Sì è parlato spesso del livello raggiunto dai prezzi degli immobili a Milano. Un dibattito che ne ricorda uno presente negli Usa
Ben prima delle inchieste emerse in questi giorni, Milano e il suo mercato immobiliare sono stati al centro del dibattito politico. Negli ultimi anni la città ha visto un’esplosione delle quotazioni immobiliari che non si vedeva da una generazione e che toglie a un numero crescente di persone la possibilità di acquistare. Non è andata molto meglio agli affitti, arrivati ad assorbire più della metà di un salario medio.
Quello che è accaduto a Milano non è un fatto isolato e ha ricalcato dinamiche già viste in Europa e negli Stati Uniti con risvolti anche politici. Si è aperta infatti una polemica all’interno di un mondo, che in America si chiamerebbe “liberal” e in Italia progressista, tra nuove e vecchie generazioni con le prime che chiedono accesso al mercato immobiliare cittadino a prezzi ragionevoli. È un dibattito “liberal” perché in Italia, come in America, nelle grandi città si vota “a sinistra” e questo è certamente vero anche a Milano.
Negli ultimi anni ci si è chiesto quali fossero gli effetti dei limiti stringenti allo sviluppo immobiliare e dei poteri concessi ai “comitati di cittadini”. Il dibattito arriva da sinistra e osserva che questi strumenti, di per sé pensati per una causa “buona”, hanno finito per bloccare la costruzione di nuove case e hanno quindi congelato non solo il panorama cittadino ma anche la mobilità sociale.
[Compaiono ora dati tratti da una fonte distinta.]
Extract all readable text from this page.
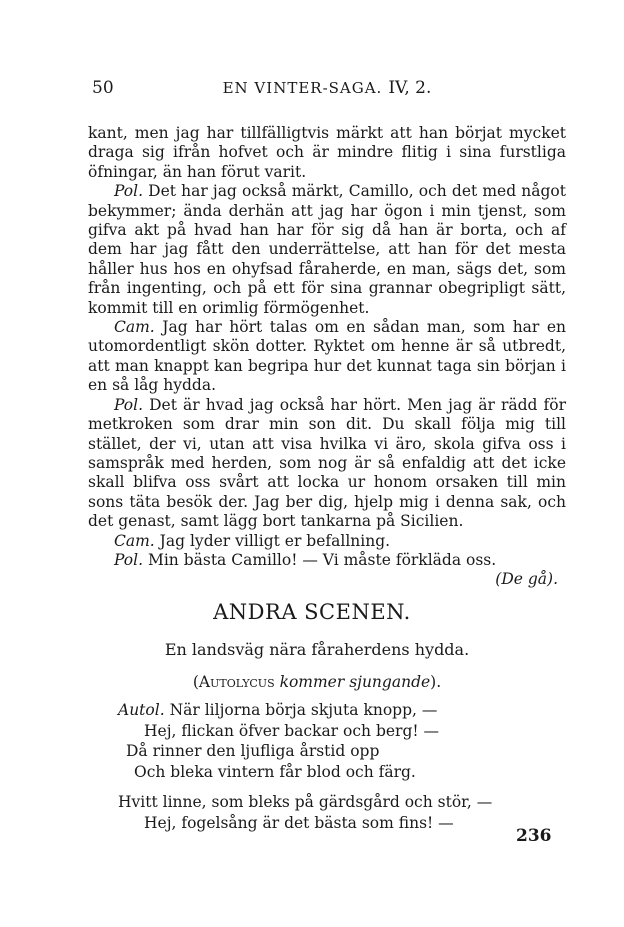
50	EN VINTER-SAGA. IV, 2.

kant, men jag har tillfälligtvis märkt att han börjat mycket draga sig ifrån hofvet och är mindre flitig i sina furstliga öfningar, än han förut varit.

Pol. Det har jag också märkt, Camillo, och det med något bekymmer; ända derhän att jag har ögon i min tjenst, som gifva akt på hvad han har för sig då han är borta, och af dem har jag fått den underrättelse, att han för det mesta håller hus hos en ohyfsad fåraherde, en man, sägs det, som från ingenting, och på ett för sina grannar obegripligt sätt, kommit till en orimlig förmögenhet.

Cam. Jag har hört talas om en sådan man, som har en utomordentligt skön dotter. Ryktet om henne är så utbredt, att man knappt kan begripa hur det kunnat taga sin början i en så låg hydda.

Pol. Det är hvad jag också har hört. Men jag är rädd för metkroken som drar min son dit. Du skall följa mig till stället, der vi, utan att visa hvilka vi äro, skola gifva oss i samspråk med herden, som nog är så enfaldig att det icke skall blifva oss svårt att locka ur honom orsaken till min sons täta besök der. Jag ber dig, hjelp mig i denna sak, och det genast, samt lägg bort tankarna på Sicilien.

Cam. Jag lyder villigt er befallning.

Pol. Min bästa Camillo! — Vi måste förkläda oss.

(De gå).
ANDRA SCENEN.
En landsväg nära fåraherdens hydda.
(Autolycus kommer sjungande).
Autol. När liljorna börja skjuta knopp, —
Hej, flickan öfver backar och berg! —
Då rinner den ljufliga årstid opp
Och bleka vintern får blod och färg.
Hvitt linne, som bleks på gärdsgård och stör, —
Hej, fogelsång är det bästa som fins! —
236
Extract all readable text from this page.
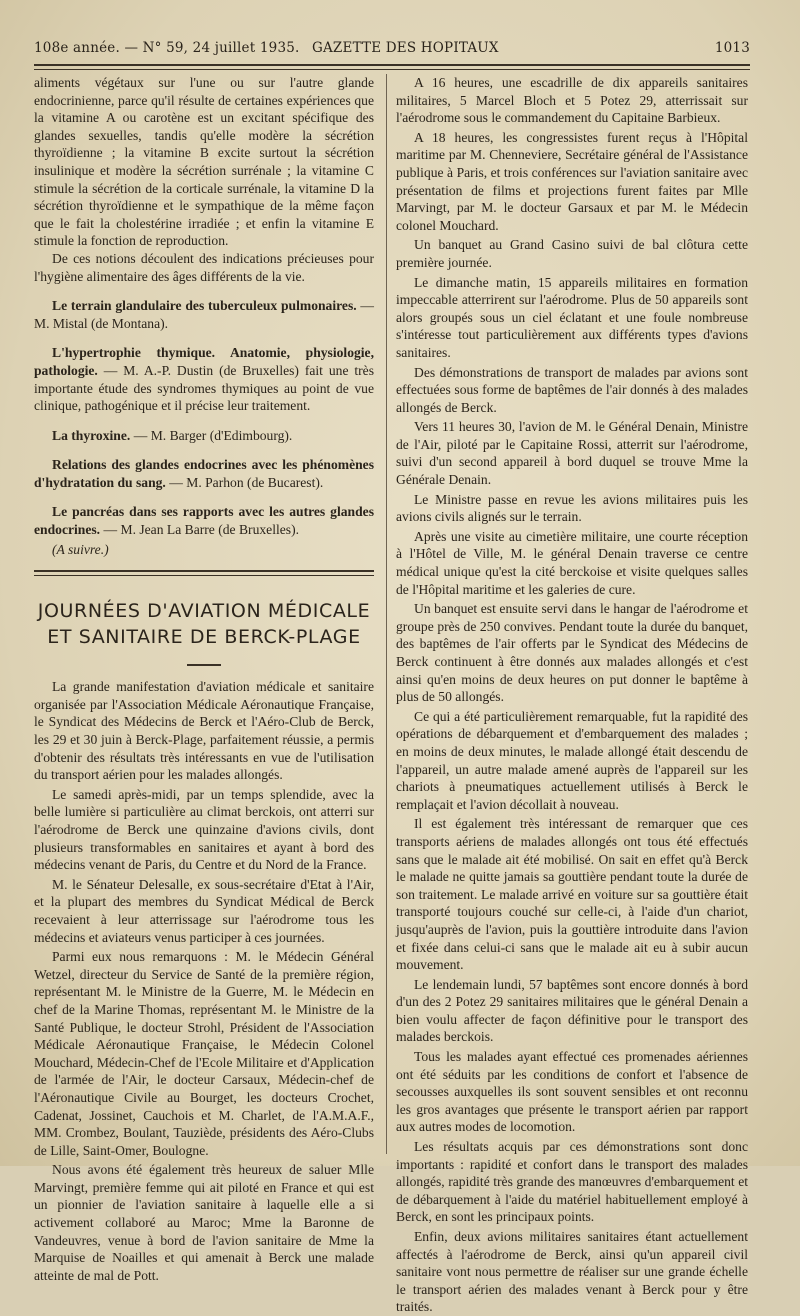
108e année. — N° 59, 24 juillet 1935. GAZETTE DES HOPITAUX	1013

aliments végétaux sur l'une ou sur l'autre glande endocrinienne, parce qu'il résulte de certaines expériences que la vitamine A ou carotène est un excitant spécifique des glandes sexuelles, tandis qu'elle modère la sécrétion thyroïdienne ; la vitamine B excite surtout la sécrétion insulinique et modère la sécrétion surrénale ; la vitamine C stimule la sécrétion de la corticale surrénale, la vitamine D la sécrétion thyroïdienne et le sympathique de la même façon que le fait la cholestérine irradiée ; et enfin la vitamine E stimule la fonction de reproduction.

De ces notions découlent des indications précieuses pour l'hygiène alimentaire des âges différents de la vie.

Le terrain glandulaire des tuberculeux pulmonaires. — M. Mistal (de Montana).
L'hypertrophie thymique. Anatomie, physiologie, pathologie. — M. A.-P. Dustin (de Bruxelles) fait une très importante étude des syndromes thymiques au point de vue clinique, pathogénique et il précise leur traitement.
La thyroxine. — M. Barger (d'Edimbourg).
Relations des glandes endocrines avec les phénomènes d'hydratation du sang. — M. Parhon (de Bucarest).
Le pancréas dans ses rapports avec les autres glandes endocrines. — M. Jean La Barre (de Bruxelles).

(A suivre.)

JOURNÉES D'AVIATION MÉDICALE ET SANITAIRE DE BERCK-PLAGE

La grande manifestation d'aviation médicale et sanitaire organisée par l'Association Médicale Aéronautique Française, le Syndicat des Médecins de Berck et l'Aéro-Club de Berck, les 29 et 30 juin à Berck-Plage, parfaitement réussie, a permis d'obtenir des résultats très intéressants en vue de l'utilisation du transport aérien pour les malades allongés.

Le samedi après-midi, par un temps splendide, avec la belle lumière si particulière au climat berckois, ont atterri sur l'aérodrome de Berck une quinzaine d'avions civils, dont plusieurs transformables en sanitaires et ayant à bord des médecins venant de Paris, du Centre et du Nord de la France.

M. le Sénateur Delesalle, ex sous-secrétaire d'Etat à l'Air, et la plupart des membres du Syndicat Médical de Berck recevaient à leur atterrissage sur l'aérodrome tous les médecins et aviateurs venus participer à ces journées.

Parmi eux nous remarquons : M. le Médecin Général Wetzel, directeur du Service de Santé de la première région, représentant M. le Ministre de la Guerre, M. le Médecin en chef de la Marine Thomas, représentant M. le Ministre de la Santé Publique, le docteur Strohl, Président de l'Association Médicale Aéronautique Française, le Médecin Colonel Mouchard, Médecin-Chef de l'Ecole Militaire et d'Application de l'armée de l'Air, le docteur Carsaux, Médecin-chef de l'Aéronautique Civile au Bourget, les docteurs Crochet, Cadenat, Jossinet, Cauchois et M. Charlet, de l'A.M.A.F., MM. Crombez, Boulant, Tauziède, présidents des Aéro-Clubs de Lille, Saint-Omer, Boulogne.

Nous avons été également très heureux de saluer Mlle Marvingt, première femme qui ait piloté en France et qui est un pionnier de l'aviation sanitaire à laquelle elle a si activement collaboré au Maroc; Mme la Baronne de Vandeuvres, venue à bord de l'avion sanitaire de Mme la Marquise de Noailles et qui amenait à Berck une malade atteinte de mal de Pott.

A 16 heures, une escadrille de dix appareils sanitaires militaires, 5 Marcel Bloch et 5 Potez 29, atterrissait sur l'aérodrome sous le commandement du Capitaine Barbieux.

A 18 heures, les congressistes furent reçus à l'Hôpital maritime par M. Chenneviere, Secrétaire général de l'Assistance publique à Paris, et trois conférences sur l'aviation sanitaire avec présentation de films et projections furent faites par Mlle Marvingt, par M. le docteur Garsaux et par M. le Médecin colonel Mouchard.

Un banquet au Grand Casino suivi de bal clôtura cette première journée.

Le dimanche matin, 15 appareils militaires en formation impeccable atterrirent sur l'aérodrome. Plus de 50 appareils sont alors groupés sous un ciel éclatant et une foule nombreuse s'intéresse tout particulièrement aux différents types d'avions sanitaires.

Des démonstrations de transport de malades par avions sont effectuées sous forme de baptêmes de l'air donnés à des malades allongés de Berck.

Vers 11 heures 30, l'avion de M. le Général Denain, Ministre de l'Air, piloté par le Capitaine Rossi, atterrit sur l'aérodrome, suivi d'un second appareil à bord duquel se trouve Mme la Générale Denain.

Le Ministre passe en revue les avions militaires puis les avions civils alignés sur le terrain.

Après une visite au cimetière militaire, une courte réception à l'Hôtel de Ville, M. le général Denain traverse ce centre médical unique qu'est la cité berckoise et visite quelques salles de l'Hôpital maritime et les galeries de cure.

Un banquet est ensuite servi dans le hangar de l'aérodrome et groupe près de 250 convives. Pendant toute la durée du banquet, des baptêmes de l'air offerts par le Syndicat des Médecins de Berck continuent à être donnés aux malades allongés et c'est ainsi qu'en moins de deux heures on put donner le baptême à plus de 50 allongés.

Ce qui a été particulièrement remarquable, fut la rapidité des opérations de débarquement et d'embarquement des malades ; en moins de deux minutes, le malade allongé était descendu de l'appareil, un autre malade amené auprès de l'appareil sur les chariots à pneumatiques actuellement utilisés à Berck le remplaçait et l'avion décollait à nouveau.

Il est également très intéressant de remarquer que ces transports aériens de malades allongés ont tous été effectués sans que le malade ait été mobilisé. On sait en effet qu'à Berck le malade ne quitte jamais sa gouttière pendant toute la durée de son traitement. Le malade arrivé en voiture sur sa gouttière était transporté toujours couché sur celle-ci, à l'aide d'un chariot, jusqu'auprès de l'avion, puis la gouttière introduite dans l'avion et fixée dans celui-ci sans que le malade ait eu à subir aucun mouvement.

Le lendemain lundi, 57 baptêmes sont encore donnés à bord d'un des 2 Potez 29 sanitaires militaires que le général Denain a bien voulu affecter de façon définitive pour le transport des malades berckois.

Tous les malades ayant effectué ces promenades aériennes ont été séduits par les conditions de confort et l'absence de secousses auxquelles ils sont souvent sensibles et ont reconnu les gros avantages que présente le transport aérien par rapport aux autres modes de locomotion.

Les résultats acquis par ces démonstrations sont donc importants : rapidité et confort dans le transport des malades allongés, rapidité très grande des manœuvres d'embarquement et de débarquement à l'aide du matériel habituellement employé à Berck, en sont les principaux points.

Enfin, deux avions militaires sanitaires étant actuellement affectés à l'aérodrome de Berck, ainsi qu'un appareil civil sanitaire vont nous permettre de réaliser sur une grande échelle le transport aérien des malades venant à Berck pour y être traités.
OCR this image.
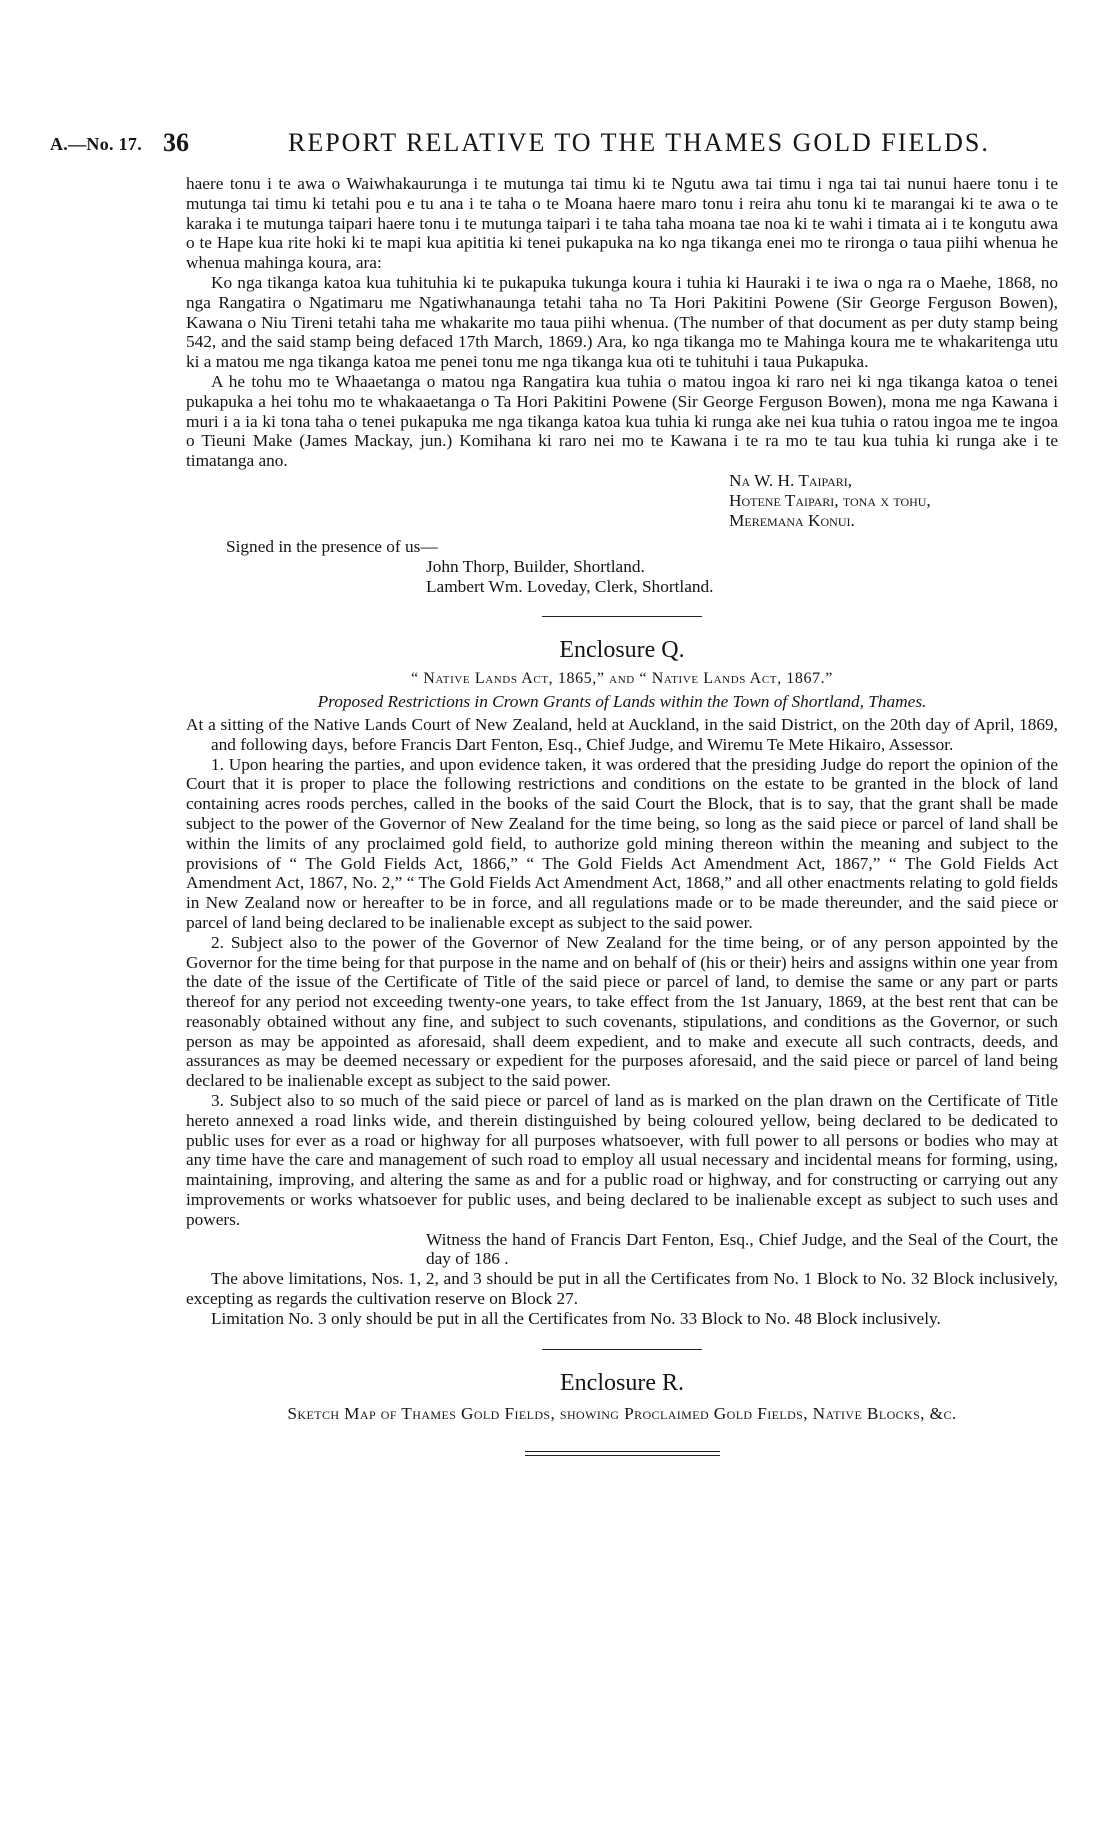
A.—No. 17. 36	REPORT RELATIVE TO THE THAMES GOLD FIELDS.

haere tonu i te awa o Waiwhakaurunga i te mutunga tai timu ki te Ngutu awa tai timu i nga tai tai nunui haere tonu i te mutunga tai timu ki tetahi pou e tu ana i te taha o te Moana haere maro tonu i reira ahu tonu ki te marangai ki te awa o te karaka i te mutunga taipari haere tonu i te mutunga taipari i te taha taha moana tae noa ki te wahi i timata ai i te kongutu awa o te Hape kua rite hoki ki te mapi kua apititia ki tenei pukapuka na ko nga tikanga enei mo te rironga o taua piihi whenua he whenua mahinga koura, ara:

Ko nga tikanga katoa kua tuhituhia ki te pukapuka tukunga koura i tuhia ki Hauraki i te iwa o nga ra o Maehe, 1868, no nga Rangatira o Ngatimaru me Ngatiwhanaunga tetahi taha no Ta Hori Pakitini Powene (Sir George Ferguson Bowen), Kawana o Niu Tireni tetahi taha me whakarite mo taua piihi whenua. (The number of that document as per duty stamp being 542, and the said stamp being defaced 17th March, 1869.) Ara, ko nga tikanga mo te Mahinga koura me te whakaritenga utu ki a matou me nga tikanga katoa me penei tonu me nga tikanga kua oti te tuhituhi i taua Pukapuka.

A he tohu mo te Whaaetanga o matou nga Rangatira kua tuhia o matou ingoa ki raro nei ki nga tikanga katoa o tenei pukapuka a hei tohu mo te whakaaetanga o Ta Hori Pakitini Powene (Sir George Ferguson Bowen), mona me nga Kawana i muri i a ia ki tona taha o tenei pukapuka me nga tikanga katoa kua tuhia ki runga ake nei kua tuhia o ratou ingoa me te ingoa o Tieuni Make (James Mackay, jun.) Komihana ki raro nei mo te Kawana i te ra mo te tau kua tuhia ki runga ake i te timatanga ano.

Na W. H. Taipari,
Hotene Taipari, tona x tohu,
Meremana Konui.
Signed in the presence of us—
John Thorp, Builder, Shortland.
Lambert Wm. Loveday, Clerk, Shortland.
Enclosure Q.
“ Native Lands Act, 1865,” and “ Native Lands Act, 1867.”
Proposed Restrictions in Crown Grants of Lands within the Town of Shortland, Thames.

At a sitting of the Native Lands Court of New Zealand, held at Auckland, in the said District, on the 20th day of April, 1869, and following days, before Francis Dart Fenton, Esq., Chief Judge, and Wiremu Te Mete Hikairo, Assessor.

1. Upon hearing the parties, and upon evidence taken, it was ordered that the presiding Judge do report the opinion of the Court that it is proper to place the following restrictions and conditions on the estate to be granted in the block of land containing acres roods perches, called in the books of the said Court the Block, that is to say, that the grant shall be made subject to the power of the Governor of New Zealand for the time being, so long as the said piece or parcel of land shall be within the limits of any proclaimed gold field, to authorize gold mining thereon within the meaning and subject to the provisions of “ The Gold Fields Act, 1866,” “ The Gold Fields Act Amendment Act, 1867,” “ The Gold Fields Act Amendment Act, 1867, No. 2,” “ The Gold Fields Act Amendment Act, 1868,” and all other enactments relating to gold fields in New Zealand now or hereafter to be in force, and all regulations made or to be made thereunder, and the said piece or parcel of land being declared to be inalienable except as subject to the said power.

2. Subject also to the power of the Governor of New Zealand for the time being, or of any person appointed by the Governor for the time being for that purpose in the name and on behalf of (his or their) heirs and assigns within one year from the date of the issue of the Certificate of Title of the said piece or parcel of land, to demise the same or any part or parts thereof for any period not exceeding twenty-one years, to take effect from the 1st January, 1869, at the best rent that can be reasonably obtained without any fine, and subject to such covenants, stipulations, and conditions as the Governor, or such person as may be appointed as aforesaid, shall deem expedient, and to make and execute all such contracts, deeds, and assurances as may be deemed necessary or expedient for the purposes aforesaid, and the said piece or parcel of land being declared to be inalienable except as subject to the said power.

3. Subject also to so much of the said piece or parcel of land as is marked on the plan drawn on the Certificate of Title hereto annexed a road links wide, and therein distinguished by being coloured yellow, being declared to be dedicated to public uses for ever as a road or highway for all purposes whatsoever, with full power to all persons or bodies who may at any time have the care and management of such road to employ all usual necessary and incidental means for forming, using, maintaining, improving, and altering the same as and for a public road or highway, and for constructing or carrying out any improvements or works whatsoever for public uses, and being declared to be inalienable except as subject to such uses and powers.

Witness the hand of Francis Dart Fenton, Esq., Chief Judge, and the Seal of the Court, the day of 186 .

The above limitations, Nos. 1, 2, and 3 should be put in all the Certificates from No. 1 Block to No. 32 Block inclusively, excepting as regards the cultivation reserve on Block 27.

Limitation No. 3 only should be put in all the Certificates from No. 33 Block to No. 48 Block inclusively.

Enclosure R.
Sketch Map of Thames Gold Fields, showing Proclaimed Gold Fields, Native Blocks, &c.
Si osserva che i cittadini dei quartieri più ricchi hanno usato al meglio gli strumenti a disposizione per limitare lo sviluppo immobiliare; ciò ha contribuito a un movimento, fisico, fuori dai centri cittadini verso le zone con meno valore e tendenzialmente più povere.
Il contraltare di questo “congelamento” è una crescente segregazione tra quartieri dei ricchi, immodificabili e protetti da nuovi sviluppi, e quartieri dei poveri. Questo fenomeno si accompagna a un esodo, fuori dalla città dove si edifica su spazi verdi, di persone che devono trovare un’alternativa tra quartieri cittadini desiderabili ma inaccessibili economicamente e altri che scivolano verso un peggioramento di qualità e sicurezza.
I limiti “green” in entrata e uscita dal grande centro urbano, anche a Milano, non hanno effetti solo sulla qualità dell’aria di chi già vive nella città, ma anche sociali e economici. Rendere più difficile il movimento “dentro e fuori” dalla città implica una riduzione dell’offerta di case sufficientemente vicine al centro e soprattutto crea nuova domanda. Chi, arrivando da fuori, è sufficientemente abbiente per poter accedere al mercato immobiliare cittadino ha improvvisamente molti più incentivi a muoversi dentro la città spiazzando la competizione.
Queste scelte, per la buona causa dell’aria pulita, rafforzano un processo di segregazione di cui anche Milano sembra vittima. Si assiste quindi, dentro la città, a una progressiva separazione tra quartieri benestanti e quartieri poveri, mentre la classe media viene espulsa fuori dai confini urbani.
Il supporto politico del “socialista” Mamdani, candidato sindaco a New York che ha battuto alle primarie il democratico di lungo corso Cuomo, non arriva solo dalle minoranze, ma anche da fasce della popolazione, spesso “bianche” e “liberal”, che scoprono di non potersi più permettere la grande città; queste abbandonano la leadership storica del partito democratico per votare il nuovo. Anche Milano si avvia forse a percorrere la stessa parabola.